George “Twitter” William Johnston
March 29, 1889 – April 29, 1962
See?? Isn’t that creepy? Unfortunately, I have no tale of terror to add to the myth of the clown grave. Our friends beeped the horn and we ran back to the car giggling after only a few minutes. It was a cemetery at night, after all. What gets me about the grave itself is not the clown but the epitaph penned by Twitter Johnston:
“To talk beneath the moon
To sleep beneath the sun
To live in a land of going to do
And die with nothing done.”
Why was he focused on regret at the end? What was left undone? I could only find one little blurb about the man who wrote the verse, but to an onlooker it seems like he led an interesting life. He was an acrobat, a sleight of hand artist, a circus performer, a tumbler, he was a part of a vaudeville troupe and traveled fairly extensively. Sounds like someone who was following his passion – and yet at the end he’s still looking over his list of things to do and lamenting that so much was left unchecked.

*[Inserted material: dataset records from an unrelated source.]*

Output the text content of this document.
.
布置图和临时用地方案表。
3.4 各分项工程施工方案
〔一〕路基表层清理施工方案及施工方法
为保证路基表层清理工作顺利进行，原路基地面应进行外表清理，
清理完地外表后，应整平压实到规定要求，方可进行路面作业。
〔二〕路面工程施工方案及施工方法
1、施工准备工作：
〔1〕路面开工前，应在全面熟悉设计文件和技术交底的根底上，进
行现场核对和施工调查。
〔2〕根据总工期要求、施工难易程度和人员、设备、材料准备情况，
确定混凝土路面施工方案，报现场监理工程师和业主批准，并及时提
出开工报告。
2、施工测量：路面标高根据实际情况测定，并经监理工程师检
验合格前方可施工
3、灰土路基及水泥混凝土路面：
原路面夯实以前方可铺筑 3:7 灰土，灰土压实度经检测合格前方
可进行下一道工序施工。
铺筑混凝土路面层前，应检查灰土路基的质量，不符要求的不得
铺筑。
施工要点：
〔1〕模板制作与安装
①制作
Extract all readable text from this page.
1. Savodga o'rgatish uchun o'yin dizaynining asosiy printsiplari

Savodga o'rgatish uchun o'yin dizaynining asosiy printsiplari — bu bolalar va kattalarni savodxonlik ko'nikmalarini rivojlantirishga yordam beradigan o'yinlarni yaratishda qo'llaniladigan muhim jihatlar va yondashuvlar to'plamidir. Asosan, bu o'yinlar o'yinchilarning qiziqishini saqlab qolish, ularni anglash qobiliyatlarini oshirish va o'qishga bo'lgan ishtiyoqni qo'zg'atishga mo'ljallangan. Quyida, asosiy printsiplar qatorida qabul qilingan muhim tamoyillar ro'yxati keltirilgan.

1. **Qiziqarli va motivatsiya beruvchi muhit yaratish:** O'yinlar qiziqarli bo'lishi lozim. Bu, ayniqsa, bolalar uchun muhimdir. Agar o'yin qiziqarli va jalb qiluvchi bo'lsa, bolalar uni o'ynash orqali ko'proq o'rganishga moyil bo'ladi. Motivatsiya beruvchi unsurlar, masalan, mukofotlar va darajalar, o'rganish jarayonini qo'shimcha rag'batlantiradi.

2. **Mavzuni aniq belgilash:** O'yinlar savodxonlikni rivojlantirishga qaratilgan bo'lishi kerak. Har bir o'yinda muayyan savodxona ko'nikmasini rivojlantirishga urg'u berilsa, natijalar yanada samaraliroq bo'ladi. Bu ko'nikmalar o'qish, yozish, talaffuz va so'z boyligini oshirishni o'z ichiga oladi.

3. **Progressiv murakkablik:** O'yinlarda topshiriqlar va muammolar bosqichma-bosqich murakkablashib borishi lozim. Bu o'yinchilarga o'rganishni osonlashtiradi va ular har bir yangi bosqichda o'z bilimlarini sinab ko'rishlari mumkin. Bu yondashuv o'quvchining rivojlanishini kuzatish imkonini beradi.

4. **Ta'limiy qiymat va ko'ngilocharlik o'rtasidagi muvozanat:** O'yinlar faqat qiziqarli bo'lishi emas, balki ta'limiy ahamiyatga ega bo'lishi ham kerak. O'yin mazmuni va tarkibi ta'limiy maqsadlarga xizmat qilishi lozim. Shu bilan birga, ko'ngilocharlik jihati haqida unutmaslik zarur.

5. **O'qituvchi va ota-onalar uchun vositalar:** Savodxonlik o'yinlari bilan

He maybe didn’t think he got much done while he was here, but his nickname has become pretty influential in the past couple of years. We’ve been talking about him everyday and didn’t even know it.
I’m trying to put a positive spin on his message, but it’s not coming together. Maybe he was trying to leave us, like the audience at his performances, wanting more. In the end it sounds like he procrastinated on what he wanted his life to be about and was disappointed in himself. I dunno… what do you get out of it?
After reading about Twitter and listening to an interview with him from the CBC Archives, the clown grave feels less creepy. He was just a guy who made his living entertaining people during a tumultuous time in history. It’s still sad, but in the end this is how he wanted to be memorialized. Weird to us now, but I guess it made sense to him.
*You can see in one of the old photos that the umbrella there now was originally a bouquet of flowers. Wonder why they changed it?